Over three years, this new company raised a total of $10 million from me and several other investors over several rounds. The first few years were exciting as Mark [the founder] launched a product, scaled the company up to about 40 people, and tried to build a business. But after two years we realized that we weren’t really making any progress — there was a lot of activity but it wasn’t translating into revenue growth.
In year three we tried a completely different approach to the same market with a new product. Mark scaled the business back to a dozen people in an effort to restart the business. Over the course of the year we tried different things, but continued to have very little success.
By the end of the year there was $1 million left. Mark cut the company back again — this time to a half dozen people. He started thinking about how to restart for a third time on the remaining $1 million.
Mark had never failed at anything in his life up to this point. He was proud of this, and the idea that he couldn’t at least make his investors’ money back was devastating to him. But he was stuck and started exploring creating an entirely different business, in a completely different market, with the $1 million he had left.
Mark was newly married and was working 20 hours a day. We were talking at the end of the day during the middle of the week and he was so tense, I thought his brain might explode. I told him that as his largest investor and board member, I wanted him to turn off his cell phone, take his wife out to dinner, have a bottle of wine, and talk about whether it made any sense to spend the next year of his life trying to restart the business with the remaining $1 million.
Mark had a drive to succeed that in this case was blinding him to a reality.

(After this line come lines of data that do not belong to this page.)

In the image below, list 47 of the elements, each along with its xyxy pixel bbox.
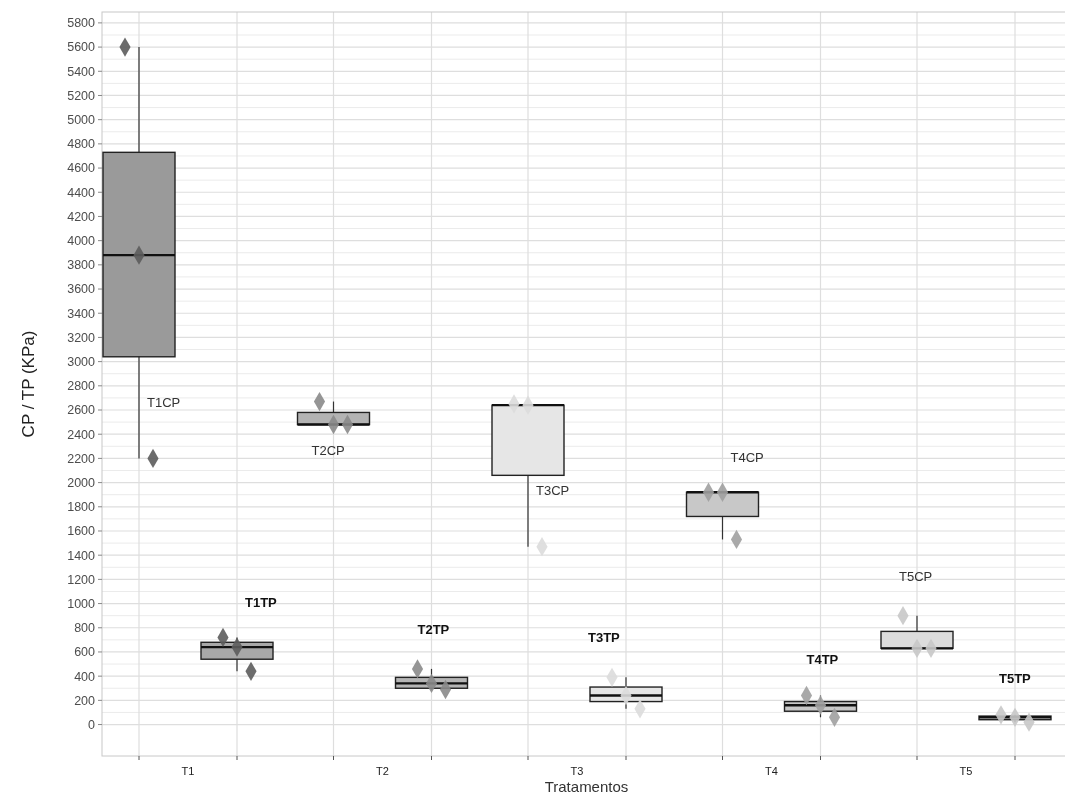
annotation: T4TP (806, 651, 839, 667)
annotation: T3TP (588, 630, 621, 646)
y-tick-label: 3000 (67, 354, 96, 369)
y-tick-label: 4400 (67, 185, 96, 200)
y-tick-label: 1800 (67, 500, 96, 515)
y-tick-label: 2400 (67, 427, 96, 442)
y-tick-label: 5400 (67, 64, 96, 79)
y-tick-label: 4200 (67, 209, 96, 224)
x-tick-label: T4 (765, 764, 778, 777)
y-tick-label: 400 (74, 669, 96, 684)
y-tick-label: 5600 (67, 40, 96, 55)
y-tick-label: 800 (74, 621, 96, 636)
x-tick-label: T3 (570, 764, 584, 777)
y-tick-label: 3200 (67, 330, 96, 345)
annotation: T1TP (245, 595, 278, 611)
y-tick-label: 2600 (67, 403, 96, 418)
annotation: T1CP (147, 394, 181, 410)
y-axis-title: CP / TP (KPa) (19, 330, 38, 438)
y-tick-label: 600 (74, 645, 96, 660)
annotation: T5CP (899, 568, 933, 584)
x-tick-label: T1 (181, 764, 195, 777)
y-tick-label: 2200 (67, 451, 96, 466)
y-tick-label: 200 (74, 693, 96, 708)
y-tick-label: 1400 (67, 548, 96, 563)
y-tick-label: 4600 (67, 161, 96, 176)
annotation: T3CP (536, 483, 570, 499)
y-tick-label: 4800 (67, 137, 96, 152)
y-tick-label: 0 (88, 717, 96, 732)
x-tick-label: T2 (376, 764, 389, 777)
annotation: T2CP (311, 442, 345, 458)
y-tick-label: 3800 (67, 258, 96, 273)
y-tick-label: 5800 (67, 16, 96, 31)
annotation: T4CP (730, 450, 764, 466)
x-axis-title: Tratamentos (544, 778, 629, 795)
y-tick-label: 5000 (67, 113, 96, 128)
y-tick-label: 1600 (67, 524, 96, 539)
y-tick-label: 2000 (67, 475, 96, 490)
y-tick-label: 1200 (67, 572, 96, 587)
annotation: T5TP (999, 670, 1032, 686)
annotation: T2TP (417, 621, 450, 637)
y-tick-label: 1000 (67, 596, 96, 611)
y-tick-label: 3600 (67, 282, 96, 297)
y-tick-label: 2800 (67, 379, 96, 394)
y-tick-label: 4000 (67, 234, 96, 249)
y-tick-label: 3400 (67, 306, 96, 321)
x-tick-label: T5 (959, 764, 973, 777)
y-tick-label: 5200 (67, 88, 96, 103)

His company wasn't succeeding yet, and by draining the business's funds it was becoming less and less likely to succeed. He needed an outside voice (in this case, a patient and trusting investor) to let him know there was another path. By closing the door on this opportunity, he would have time and energy to regroup and start fresh. And his main investor wouldn't crucify him for it.
Undeclared failure is insidious - it erodes our confidence, distracts us from more promising pursuits, and affects those we care about. There are always restarts in life, second chances (Chapter 5 in the book). We often overestimate others' expectations of us.
Feld notes that Mark's next company was highly successful.